The shortfall was multi-pronged. The Electricity Transmission Competition Coalition (ETCC) submitted comments to FERC’s Advanced Notice of Proposed Rulemaking and summarized some of the policies and practices that undercut what Order 1000 tried to do. ETCC noted “incumbent transmission owners have managed to secure for themselves a combination of exceptions to competitive processes, adoption of state ROFR laws, and other anti-competitive barriers…. Even when state ROFR laws have not been enacted, local transmission owner planning has grown substantially relative to regional planning ….”

Rather than removing barriers to competition, the order’s limited scope and carveouts were exploited, insulating incumbent firms from competition.

Competition Can Save Consumers Money as Transmission Needs Swell

American Action Forum research estimated between $314 billion to $504 billion in capital outlays for the construction of new transmission facilities will be needed to attain the Biden Administration’s goal of carbon pollution-free electricity by 2035.

The Brattle Group’s analysis showed that competition can bring down those costs. It found that the winning bid in competitive transmission projects was 40 percent lower than the initial cost estimate. It also estimated that $175 billion in project cost savings would be generated by 2050 if just one-third of electricity transmission investments were subject to competition. This estimate assumed a savings rate of just 25 percent.

ETCC highlighted some of the potential savings competitive bids could provide taxpayers including $591 million from the Artificial Island Project in New Jersey, $500 million from the Empire State Line in Western New York, and $200 million from the Central East Energy Connect in Central New York. These three examples alone totaled nearly $1.3 billion in savings.

FERC Has Options to Limit ROFR and Promote Competition

Rather than resurrecting ROFR, FERC has options to modify Order 1000 to further promote competitive practices, and it can do so armed with estimates and examples of how competition yields lower costs for consumers.

Addressing ROFR carveouts that shield incumbents is a place for FERC to start.

Comments submitted by Kent Chandler, Kentucky Public Service Commission Chairman, advocated for a “significant reduction in remaining ROFRs, or exceptions to competition” and cited “a bright line voltage threshold” as an example.

Additionally, The Brattle Group observed “[t]he introduction of the competitive processes coincide[d] with substantial increases in locally-planned transmission that are outside of the full regional planning process.” This loophole allowed incumbents to circumvent the order.

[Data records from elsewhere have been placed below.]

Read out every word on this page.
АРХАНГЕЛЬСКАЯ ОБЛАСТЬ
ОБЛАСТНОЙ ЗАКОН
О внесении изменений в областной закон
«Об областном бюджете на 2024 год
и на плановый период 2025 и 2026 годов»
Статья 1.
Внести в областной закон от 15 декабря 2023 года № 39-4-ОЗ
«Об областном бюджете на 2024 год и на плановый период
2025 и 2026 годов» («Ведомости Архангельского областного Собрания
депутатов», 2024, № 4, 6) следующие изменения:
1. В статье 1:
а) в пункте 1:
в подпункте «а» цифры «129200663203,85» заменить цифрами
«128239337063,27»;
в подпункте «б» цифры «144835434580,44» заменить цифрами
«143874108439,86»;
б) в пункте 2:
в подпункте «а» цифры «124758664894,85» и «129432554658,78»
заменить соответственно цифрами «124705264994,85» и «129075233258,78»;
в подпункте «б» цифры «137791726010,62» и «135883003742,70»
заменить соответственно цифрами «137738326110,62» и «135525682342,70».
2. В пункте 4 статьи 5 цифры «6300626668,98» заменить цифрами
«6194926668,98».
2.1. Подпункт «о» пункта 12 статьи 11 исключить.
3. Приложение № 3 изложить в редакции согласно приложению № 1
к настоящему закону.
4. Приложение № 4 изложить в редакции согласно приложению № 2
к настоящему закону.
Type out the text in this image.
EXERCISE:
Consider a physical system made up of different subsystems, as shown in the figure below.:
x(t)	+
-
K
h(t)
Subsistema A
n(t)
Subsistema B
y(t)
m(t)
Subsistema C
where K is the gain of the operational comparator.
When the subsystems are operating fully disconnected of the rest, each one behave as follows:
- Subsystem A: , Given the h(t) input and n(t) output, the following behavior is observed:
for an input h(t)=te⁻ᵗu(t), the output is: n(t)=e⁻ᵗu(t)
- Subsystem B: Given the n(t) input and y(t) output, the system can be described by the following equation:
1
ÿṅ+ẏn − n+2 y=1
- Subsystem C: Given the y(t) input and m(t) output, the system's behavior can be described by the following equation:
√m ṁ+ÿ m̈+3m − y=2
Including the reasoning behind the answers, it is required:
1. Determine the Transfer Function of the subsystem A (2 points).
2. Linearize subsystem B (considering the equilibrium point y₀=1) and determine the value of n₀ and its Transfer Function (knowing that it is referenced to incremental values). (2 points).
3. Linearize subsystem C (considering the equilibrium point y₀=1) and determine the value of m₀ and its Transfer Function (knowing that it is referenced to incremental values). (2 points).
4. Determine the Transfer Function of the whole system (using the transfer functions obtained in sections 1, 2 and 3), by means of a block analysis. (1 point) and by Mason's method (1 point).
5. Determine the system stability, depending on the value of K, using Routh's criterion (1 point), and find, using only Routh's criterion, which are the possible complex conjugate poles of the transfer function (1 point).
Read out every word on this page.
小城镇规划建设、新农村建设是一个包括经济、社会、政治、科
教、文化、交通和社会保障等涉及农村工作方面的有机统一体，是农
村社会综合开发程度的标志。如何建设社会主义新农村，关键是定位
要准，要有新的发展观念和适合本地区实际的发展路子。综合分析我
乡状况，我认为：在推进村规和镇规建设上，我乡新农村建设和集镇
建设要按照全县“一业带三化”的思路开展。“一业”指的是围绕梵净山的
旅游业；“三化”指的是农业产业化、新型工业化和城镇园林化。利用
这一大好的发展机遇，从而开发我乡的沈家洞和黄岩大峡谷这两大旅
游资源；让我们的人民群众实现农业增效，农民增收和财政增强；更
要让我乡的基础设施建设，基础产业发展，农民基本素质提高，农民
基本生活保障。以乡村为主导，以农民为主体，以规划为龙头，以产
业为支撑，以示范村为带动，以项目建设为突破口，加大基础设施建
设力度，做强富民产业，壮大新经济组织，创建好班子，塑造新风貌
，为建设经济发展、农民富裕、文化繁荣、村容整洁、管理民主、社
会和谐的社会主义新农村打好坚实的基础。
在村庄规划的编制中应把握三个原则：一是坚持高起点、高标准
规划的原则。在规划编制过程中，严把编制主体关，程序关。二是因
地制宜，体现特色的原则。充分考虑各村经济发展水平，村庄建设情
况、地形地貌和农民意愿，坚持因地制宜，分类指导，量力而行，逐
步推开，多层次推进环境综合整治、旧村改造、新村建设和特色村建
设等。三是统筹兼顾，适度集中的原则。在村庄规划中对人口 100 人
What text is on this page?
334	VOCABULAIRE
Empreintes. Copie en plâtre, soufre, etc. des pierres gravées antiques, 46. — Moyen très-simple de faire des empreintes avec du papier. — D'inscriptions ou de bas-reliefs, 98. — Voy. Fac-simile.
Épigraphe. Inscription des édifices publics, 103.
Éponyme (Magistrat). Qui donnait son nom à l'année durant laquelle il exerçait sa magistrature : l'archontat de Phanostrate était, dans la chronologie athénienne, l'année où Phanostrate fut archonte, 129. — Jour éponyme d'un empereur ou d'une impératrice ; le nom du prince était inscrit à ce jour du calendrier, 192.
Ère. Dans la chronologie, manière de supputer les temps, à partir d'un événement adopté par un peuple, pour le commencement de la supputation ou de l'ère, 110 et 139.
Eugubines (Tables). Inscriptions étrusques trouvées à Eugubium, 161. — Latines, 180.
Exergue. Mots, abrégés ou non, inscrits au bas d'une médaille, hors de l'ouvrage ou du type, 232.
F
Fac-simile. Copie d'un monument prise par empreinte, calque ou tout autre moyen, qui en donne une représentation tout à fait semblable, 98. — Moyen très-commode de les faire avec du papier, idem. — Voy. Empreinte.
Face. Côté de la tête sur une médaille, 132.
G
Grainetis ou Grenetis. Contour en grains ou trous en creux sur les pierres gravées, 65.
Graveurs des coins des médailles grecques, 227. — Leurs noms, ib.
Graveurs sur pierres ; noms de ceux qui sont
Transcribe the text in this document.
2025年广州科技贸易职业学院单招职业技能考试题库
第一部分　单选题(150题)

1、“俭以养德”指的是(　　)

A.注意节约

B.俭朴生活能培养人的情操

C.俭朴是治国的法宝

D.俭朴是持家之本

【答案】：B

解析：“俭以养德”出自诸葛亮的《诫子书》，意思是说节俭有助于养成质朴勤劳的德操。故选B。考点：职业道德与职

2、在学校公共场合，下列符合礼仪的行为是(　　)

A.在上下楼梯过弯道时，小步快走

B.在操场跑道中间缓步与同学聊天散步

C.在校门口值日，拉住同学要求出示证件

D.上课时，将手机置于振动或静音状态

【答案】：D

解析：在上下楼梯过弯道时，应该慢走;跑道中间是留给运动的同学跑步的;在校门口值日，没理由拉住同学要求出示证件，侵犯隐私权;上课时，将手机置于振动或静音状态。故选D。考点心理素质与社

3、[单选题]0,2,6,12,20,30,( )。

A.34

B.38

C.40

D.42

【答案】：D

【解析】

Providing additional incentives for increased regional planning is needed, especially with the large scale of alternative energy resources being developed that require long transmission routes.

The legality of such changes may come into question, but former FERC Chairman Norman Bay is not concerned. In an article from Utility Dive, Bay stated that “given the way in which Order 1000 has been upheld in court, there’s little question that FERC has the authority to push harder, with respect to interregional planning and cost allocation.”


Reinstituting a version of federal ROFR would be anticompetitive and would likely drive up the cost of transmission projects.

Though the sample size of competitive projects is small, the cost savings are apparent. As the need for regional and interregional transmission projects continues to grow, creating an environment where competition is the rule rather than exception will promote a more cost-effective, innovative, and robust, transmission system.

Rather than reverse course, FERC can modify Order 1000 to remove carveouts that protect incumbents and broaden the scope of projects subject to competition.